Melihat ekspresi Kaizen semakin suram, Sea menjatuhkan diri, berlutut di bawah kaki Kaizen.
“Tuan, saya benar-benar tidak tahu apa yang terjadi malam itu. Kita … kita mungkin dijebak.”
Sea tidak bisa berpikir apapun. Kejadian hari ini terlalu bertubi-tubi memberikan hantaman keras pada pikirannya. Seperti badai yang datang tiba-tiba, semua terasa tak terkendali. Satu hal yang terus berputar di kepalanya adalah menghindari pria kejam itu.

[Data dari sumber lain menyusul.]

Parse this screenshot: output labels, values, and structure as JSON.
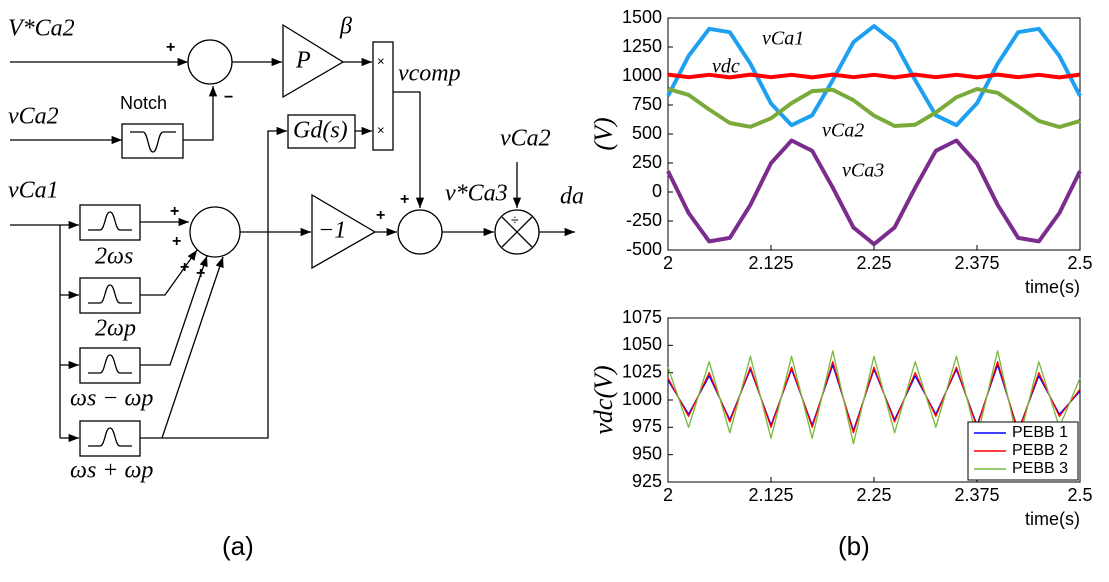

Tubuhnya gemetar hanya dengan mengingat tatapan tajam dan ucapannya yang dingin. Pria itu bukan hanya ancaman bagi fisiknya, tetapi juga menghantui setiap sudut pikirannya, membuatnya merasa semakin kecil dan tak berdaya.
"Karena itu … tolong lepaskan saya, tinggalkan saya, tolong..." Air matanya mulai mengalir deras di pipi, memegang erat lantai dengan kedua tangannya, memohon dengan sisa kekuatannya.